Commercial uptime monitoring is a solved problem — Datadog, Pingdom, UptimeRobot, Better Stack. They all work. They also all cost $20–50/month by the time you add enough endpoints and a public status page, which is absurd for a personal setup where I just want to know if my portfolio site, a few dev-tool registries, and the cloud services I depend on are actually reachable. This project is the AWS-native alternative: one CloudWatch Synthetics canary, seven endpoints, a Terraform stack that deploys end-to-end, and a public status page at status.markandrewmarquez.com — all for about the price of a cup of coffee per year.
01 // The Challenge
The brief I set for myself: monitor the services I actually depend on, alert me when they break, and publish uptime history somewhere public — all without the monthly SaaS bill and without writing a single thing I couldn't rebuild from code. The hard constraint was budget: $1–2/month, total. That constraint drove almost every architectural decision that followed.
Two things had to be true for this to work. First, every resource needed to be defined in Terraform so the whole stack could be destroyed and re-applied without ceremony. Second, the monitoring architecture had to collapse cost aggressively — commercial tools charge per monitor, and AWS Synthetics charges per canary run, so the obvious first instinct of "one canary per endpoint" would blow the budget before the first alarm ever fired.
02 // Architecture & Stack
The entire stack lives in a single AWS region (us-east-1, because CloudFront requires its ACM certificate there anyway) and deploys with terraform apply:
- Canary — CloudWatch Synthetics, runtime
syn-nodejs-puppeteer-13.1(Node.js 22, Puppeteer 24). One canary, sevenexecuteHttpStep()calls per run. - Scheduler —
rate(30 minutes). Tight enough to catch real outages, loose enough to stay inside the free tier's edges. - Alerts — CloudWatch Alarms → SNS topic → email. One alarm per endpoint, bound to its step's
SuccessPercentmetric. - Status page generator — Python Lambda queries CloudWatch via
GetMetricData, writesstatus.jsonto S3 on a schedule. - Status page frontend — static HTML/CSS/JS on S3, fronted by CloudFront with an ACM cert, at
status.markandrewmarquez.com. - IaC — Terraform 1.5+, AWS provider 5.x,
archiveprovider 2.x for zipping the canary script. - DNS — GoDaddy CNAME pointing at the CloudFront distribution (the one manual step in the whole build).

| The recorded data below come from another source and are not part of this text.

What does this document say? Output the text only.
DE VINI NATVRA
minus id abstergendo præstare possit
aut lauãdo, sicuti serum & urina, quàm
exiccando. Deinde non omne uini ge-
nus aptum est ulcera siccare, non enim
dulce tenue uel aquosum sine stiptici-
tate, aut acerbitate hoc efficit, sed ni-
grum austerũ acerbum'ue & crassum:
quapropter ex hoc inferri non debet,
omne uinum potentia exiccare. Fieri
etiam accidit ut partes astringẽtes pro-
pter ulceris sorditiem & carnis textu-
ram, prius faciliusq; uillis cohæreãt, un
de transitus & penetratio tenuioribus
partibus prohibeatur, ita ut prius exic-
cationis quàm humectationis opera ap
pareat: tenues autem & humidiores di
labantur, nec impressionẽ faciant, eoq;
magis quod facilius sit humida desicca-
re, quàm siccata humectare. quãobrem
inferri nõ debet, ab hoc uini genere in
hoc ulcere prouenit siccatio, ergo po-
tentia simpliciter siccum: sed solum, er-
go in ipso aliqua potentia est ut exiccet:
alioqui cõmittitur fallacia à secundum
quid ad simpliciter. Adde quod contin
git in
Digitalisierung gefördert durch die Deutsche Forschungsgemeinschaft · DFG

03 // Architecture Overview
┌──────────────────────────────┐
│ CloudWatch Synthetics Canary │
│ (1 canary · 30 min) │
└──────────────┬───────────────┘
│ executeHttpStep × 7
┌───────────────┼───────────────┐
▼ ▼ ▼
portfolio-site github-status ms-graph-api …
│ │ │
└──────────┬────┴────┬──────────┘
▼ ▼
SuccessPercent metric (per step)
│
┌────────────┼────────────┐
▼ ▼
CloudWatch Alarms Lambda (5 min schedule)
│ │
▼ ▼
SNS topic status.json on S3
│ │
▼ ▼
Email inbox CloudFront + ACM
│
▼
status.markandrewmarquez.com
04 // The Single-Canary Trick
This is the piece of the architecture I'm most happy with. Synthetics bills per canary run, not per step. A canary that runs every 30 minutes costs roughly the same whether it checks one endpoint or ten. The catch is that a naive implementation — a single fetch() loop with a pass/fail return — gives you one metric for the whole canary, so you can't tell which endpoint broke.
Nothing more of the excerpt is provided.